I/O

Goals

Concepts

Language

Library

Lesson

The Evolution of Java I/O

The JDK has been released with various input/output (I/O) libraries over the years. Some aspects of newer libraries replaced older ones. Other aspects continue to coexist with old classes. Here is a quick overview of the evolution of Java I/O over the years, just to get a feel for what has come before and to recognize some of the terminology when you see it.

  1. IO - The original classes in the java.io package concentrated on traditional I/O streams and file random-access classes. Many of these classes can still be used, although newer libraries bring alternatives for special applications. The java.io.IOException exception class still pervades I/O code, but the the java.io.File class which was central to this package should not be abandoned for new code.
  2. NIO - Java introduced the java.nio package (new I/O), which included new whiz-bang concepts such as java.nio.Buffer and channels. These will be discussed in upcoming lessons.
  3. NIO.2 - Java added some new approaches to asynchronous I/O, but most significantly across the board was the introduction of the java.nio.file.Path interface (to replace java.io.File), along with many other classes in the java.nio.file package.
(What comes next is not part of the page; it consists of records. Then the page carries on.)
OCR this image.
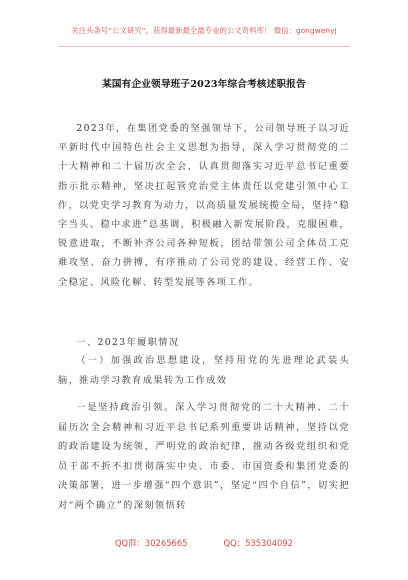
关注头条号“公文研究”，获得最新最全最专业的公文资料库！ 微信：gongwenyj
某国有企业领导班子2023年综合考核述职报告

2023年，在集团党委的坚强领导下，公司领导班子以习近平新时代中国特色社会主义思想为指导，深入学习贯彻党的二十大精神和二十届历次全会，认真贯彻落实习近平总书记重要指示批示精神，坚决扛起管党治党主体责任以党建引领中心工作，以党史学习教育为动力，以高质量发展统揽全局，坚持“稳字当头、稳中求进”总基调，积极融入新发展阶段，克服困难，锐意进取，不断补齐公司各种短板，团结带领公司全体员工克难攻坚、奋力拼搏，有序推动了公司党的建设、经营工作、安全稳定、风险化解、转型发展等各项工作。

一、2023年履职情况

（一）加强政治思想建设，坚持用党的先进理论武装头脑，推动学习教育成果转为工作成效

一是坚持政治引领。深入学习贯彻党的二十大精神、二十届历次全会精神和习近平总书记系列重要讲话精神，坚持以党的政治建设为统领，严明党的政治纪律，推动各级党组织和党员干部不折不扣贯彻落实中央、市委、市国资委和集团党委的决策部署，进一步增强“四个意识”，坚定“四个自信”，切实把对“两个确立”的深刻领悟转

QQ群：30265665	QQ：535304092
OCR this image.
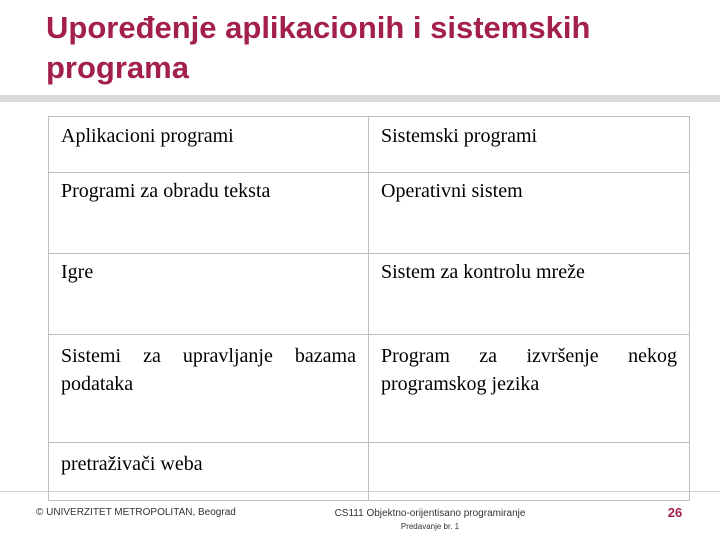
Upoređenje aplikacionih i sistemskih programa
Aplikacioni programi	Sistemski programi
Programi za obradu teksta	Operativni sistem
Igre	Sistem za kontrolu mreže
Sistemi za upravljanje bazama podataka	Program za izvršenje nekog programskog jezika
pretraživači weba	
© UNIVERZITET METROPOLITAN, Beograd	CS111 Objektno-orijentisano programiranje
Predavanje br. 1
26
Note that Java did not create a new java.nio2 package for these additions; instead the new classes are scattered across packages.

Exceptions

java.io.IOException
A checked exception traditionally used as a general indication of I/O error.
java.io.UncheckedIOException
An unchecked exception representing an I/O error. This class was recently added. Especially useful for code with lambda expressions, as many functional interfaces do not allow for checked exceptions.

File Systems

Computers store persisted information in files on some file system. Different file systems have different aspects such as security, attributes, and case sensitivity. Examples include NTFS (primarily Windows) and ext4 (primarily Linux).

Java represents information about a file system using the java.nio.FileSystem class. To get the default file system use the helper class java.nio.FileSystems method FileSystems.getDefault().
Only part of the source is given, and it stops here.